Since May's death, many Central Florida concerts and performances have been dedicated to his honor. The Central Florida Youth Orchestra, the Flagler Youth Orchestra, and the Trinity Prep Theater Department all dedicated performances to May. The Orlando Philharmonic Orchestra (OPO) also dedicated the first number of its "Myth and Poetry" program on November 1, 2010 to May; The Phoenix Rising, composed by May's friend and OPO's composer-in-residence Stella Sung, was originally commissioned by May for his youth orchestra. Upon completion of the emotional piece, OPO conductor Christopher Wilkins embraced Maureen May, who plays cello in the orchestra. Additional tributes to May have been planned by the CFYO, the FYO, and the Metropolitan Area Youth Symphony.

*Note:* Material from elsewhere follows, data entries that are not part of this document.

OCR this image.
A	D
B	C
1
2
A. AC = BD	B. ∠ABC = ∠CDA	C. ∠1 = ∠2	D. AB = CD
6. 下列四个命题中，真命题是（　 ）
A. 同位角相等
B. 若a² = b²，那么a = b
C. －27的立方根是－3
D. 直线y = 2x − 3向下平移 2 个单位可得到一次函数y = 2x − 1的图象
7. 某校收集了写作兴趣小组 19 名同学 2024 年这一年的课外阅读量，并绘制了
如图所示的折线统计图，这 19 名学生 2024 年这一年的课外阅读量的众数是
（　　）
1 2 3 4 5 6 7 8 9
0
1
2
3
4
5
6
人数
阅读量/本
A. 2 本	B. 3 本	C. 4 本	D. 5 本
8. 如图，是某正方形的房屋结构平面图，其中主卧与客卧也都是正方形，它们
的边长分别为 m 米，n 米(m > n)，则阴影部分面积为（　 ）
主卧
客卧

May 1st has been designated by the government of Orange County, Florida as Mr. Jonathan May Day. The first celebration was held May 1, 2010 at Trinity Preparatory School in Winter Park, Florida, and events are planned annually in Central Florida to honor and celebrate May's love and lifelong commitment to music education.

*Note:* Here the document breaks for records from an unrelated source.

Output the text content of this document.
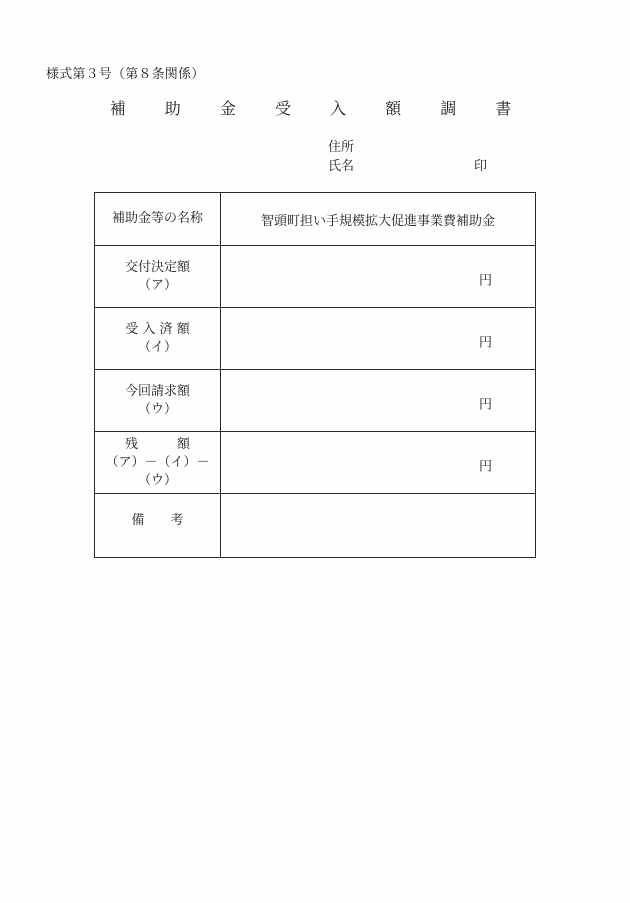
様式第３号（第８条関係）
補 助 金 受 入 額 調 書
住所
氏名	印
補助金等の名称	智頭町担い手規模拡大促進事業費補助金

交付決定額
（ア）	円

受 入 済 額
（イ）	円

今回請求額
（ウ）	円

残　　　額
（ア）－（イ）－（ウ）	円

備　　考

On May 14, 2011, the Orlando Philharmonic Orchestra honored May at its concert featuring violinist Joshua Bell with the world premiere performance of a commissioned work by May's brother, Daniel. The piece, Tall and Small, was named to reflect the wide impact May's passion for music had on children and adults alike. The professional OPO musicians were joined onstage by 30–35 student musicians of all skill levels that worked with or were inspired by May. The Make Music-Make History competition continued through April 1, 2011 with live audition recordings conducted by the Metropolitan Area Youth Symphony in March. The sold-out concert began with "The Tall and the Small," a 12-minute piece that the Orlando Sentinel reviewed as "reminiscent of that moment when the sun emerges after a long stretch of rain." The OPO was accompanied by a 36-member youth ensemble that featured two of May's children, as well as his wife, Maureen, who was seated in front of the orchestra and played an emotional cello solo on Jonathan's cello.

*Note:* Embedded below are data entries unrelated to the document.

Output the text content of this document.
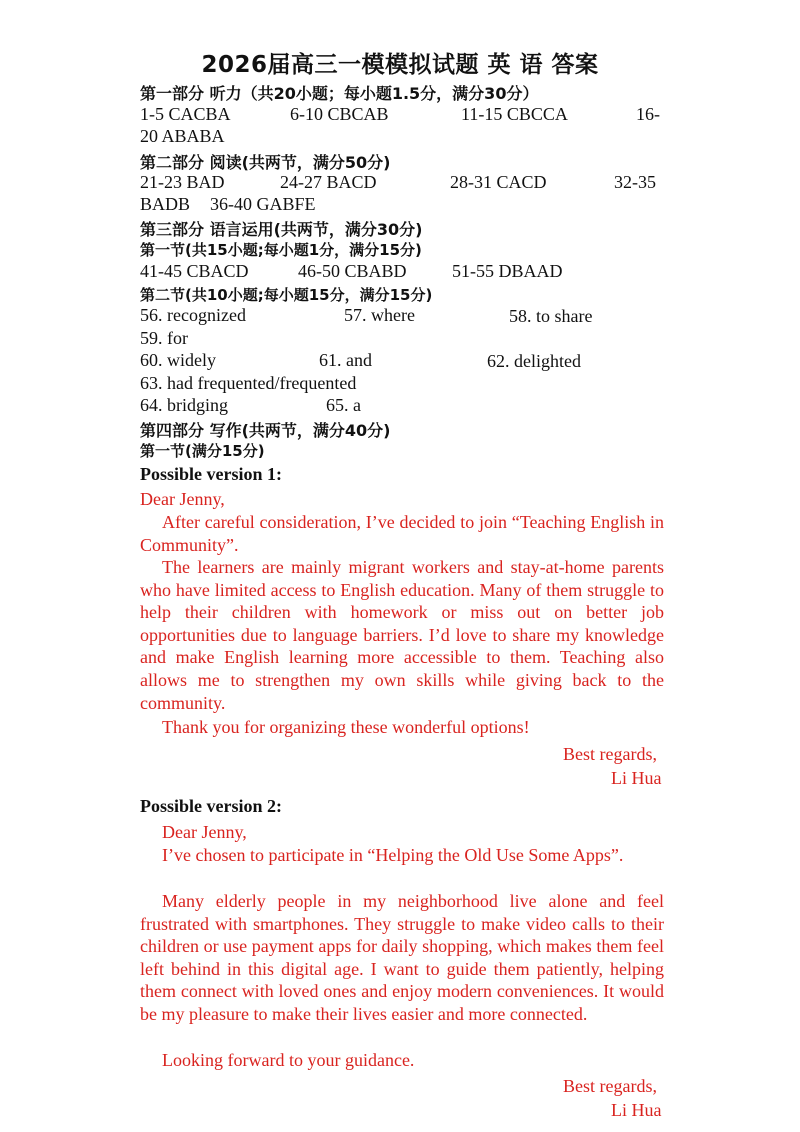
2026届高三一模模拟试题 英 语 答案
第一部分 听力（共20小题；每小题1.5分，满分30分）
1-5 CACBA	6-10 CBCAB	11-15 CBCCA	16-
20 ABABA
第二部分 阅读(共两节，满分50分)
21-23 BAD	24-27 BACD	28-31 CACD	32-35
BADB 36-40 GABFE
第三部分 语言运用(共两节，满分30分)
第一节(共15小题;每小题1分，满分15分)
41-45 CBACD	46-50 CBABD	51-55 DBAAD
第二节(共10小题;每小题15分，满分15分)
56. recognized	57. where	58. to share
59. for
60. widely	61. and	62. delighted
63. had frequented/frequented
64. bridging	65. a
第四部分 写作(共两节，满分40分)
第一节(满分15分)
Possible version 1:
Dear Jenny,
After careful consideration, I’ve decided to join “Teaching English in Community”.
The learners are mainly migrant workers and stay-at-home parents who have limited access to English education. Many of them struggle to help their children with homework or miss out on better job opportunities due to language barriers. I’d love to share my knowledge and make English learning more accessible to them. Teaching also allows me to strengthen my own skills while giving back to the community.
Thank you for organizing these wonderful options!
Best regards,
Li Hua
Possible version 2:
Dear Jenny,
I’ve chosen to participate in “Helping the Old Use Some Apps”.
Many elderly people in my neighborhood live alone and feel frustrated with smartphones. They struggle to make video calls to their children or use payment apps for daily shopping, which makes them feel left behind in this digital age. I want to guide them patiently, helping them connect with loved ones and enjoy modern conveniences. It would be my pleasure to make their lives easier and more connected.
Looking forward to your guidance.
Best regards,
Li Hua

In 2012, tributes to Jonathan May continued to be made throughout Central Florida. The CFYO renamed its annual season finale concert "MAYFEST" to serve as a tribute to its former leader. After honoring May's memory in 2011 with a February 28 performance at the cold-weather shelter at First United Methodist Church in Bunnell, Florida, the Flagler Youth Orchestra honored May's memory in 2012 with a day-long tour of assisted and independent living facilities in Palm Coast on the weekend before Jonathan May Day.

==The Jonathan May Foundation and MAYS==

In 2010, May was named as honorary founder of the Metropolitan Area Youth Symphony (MAYS) in the Orlando area, founded by his wife, Maureen, and longtime friend, colleague, and fellow conductor, Michael Miller of The Geneva School in Winter Park, with his daughter Emily serving as program organizer. The MAYS sets out to continue May's inclusive music educational philosophy, and states about him on the orchestra website: "The MAYS is dedicated to his honor and maintaining the high musical, educational, and ethical ideals that he brought with him to each of his orchestras and students.

The Jonathan May Foundation was formed in 2012 to encourage participation in youth orchestra by providing scholarships and assistance to MAYS and the students in all of its orchestras and programs. The nonprofit foundation sponsors free MAYS concerts throughout the season, as well as the season finale MAYSfest, which features all the students from each MAYS orchestra and program.